Post -Script: Introduction, Perigo On Friday

Lindsay Perigo, Radio Pacific, 25/09/98

In 1848 in the Communist Manifesto, Karl Marx & Frederick Engels set themselves the task of the "abolition of private property in land," acknowledging that "this cannot be effected except by despotic inroads on the rights of property." This was to be done in the name of the good of the proletariat. Its subsequent implementation led to famine & repression. So now, its advocates use a more subtle approach. Instead of confiscating land outright, they just tell property-owners what they may & may not do on it. Instead of communists, they are now fascists. Instead of doing it in the name of the working class, they do it in the name of the environment — they are eco-fascists.
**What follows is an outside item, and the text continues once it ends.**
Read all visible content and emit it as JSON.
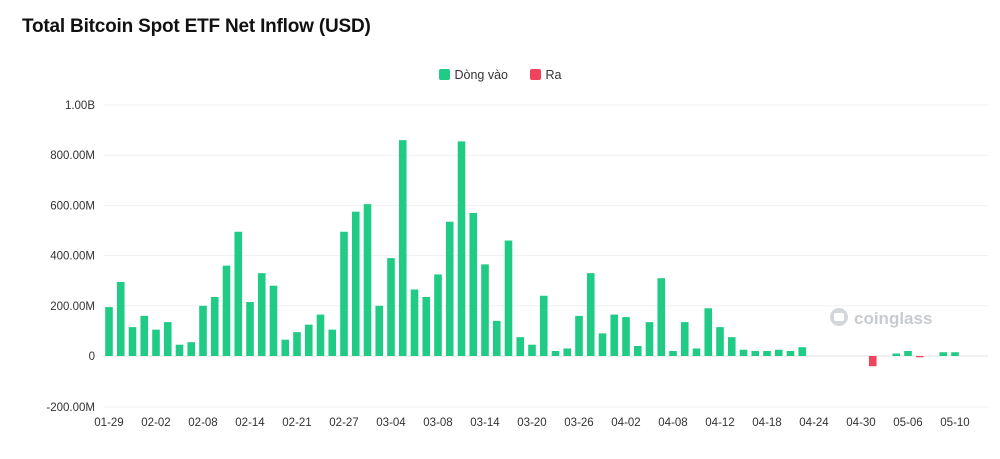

Their tool in New Zealand is the Resource Management Act, drawn up under the last Labour Government, passed by the National Govt in 1991.

The National Party's constitution used to advocate a "property-owning democracy." In 1995 that was changed, to promote instead: "Sustainable development of New Zealand's natural & physical resources to protect & improve our unique natural environment, to meet the needs of future generations." National's abandonment of a specific commitment to private property rights was consistent with its passing of the RMA, which doesn't mention property rights at all. The RMA requires local bodies to draw up District Plans spelling out in detail permitted & non-permitted land use in their areas, guided by the principles of the Treaty of Waitangi, the principle of kaitiakitanga — meaning you're not the owner but the guardian of the land on behalf of others — the principle of sustainable development — meaning a bureaucrat knows better than you how to manage your property sustainably — and the principle of intrinsic value — meaning nature as is where is has value, human needs & rights have none.

The RMA has unleashed the anally-retentive, small-minded, mean-spirited mentality of tin-pot bureaucrats as never before. These near-lowest of all life forms, acting in accordance with District Plans drawn up under the RMA, have told people what colour to paint their houses, fined them for cutting down trees, fined them for planting trees, demanded the removal of a Boy Scout tree hut, fined farmers for scooping water from rivers, drawn walkway lines right through the middle of existing houses on beachfronts, ordered the removal of a backyard sleepout because it was too close to the back fence, closed down a private museum, acquiesced to the demands of iwi for payment to ward off evil spirits from developments areas, fined a person $10,000 for turning an unsightly bog into a beautiful duckpond without council approval — and so on & on & on.

The Minister for the Environment, Simon Upton, said in 1994, "If anyone thinks there is an easier way, I suspect their view of the issue is simplistic & their imagined solution inadequate."

The RMA was written in part by people who went on to become ACT supporters & "Resource Management Consultants." At the behest of ACT, in 1997, an ACT-supporting "Resource Management Consultant," Owen McShane, was commissioned by the Minister to write a review of the Act, with which the Minister had previously said there was nothing wrong. Mr McShane recommended that the resource consent process be contracted out to private sector consultants, such as himself. The Minister has partially agreed, in his new report out today. He wants private consultants to process the applications, but Govt-appointed Commissioners to approve or decline them. I wonder who will be lining up to be appointed Commissioners? Will every last one of them be an ACT supporter, or just Mr McShane?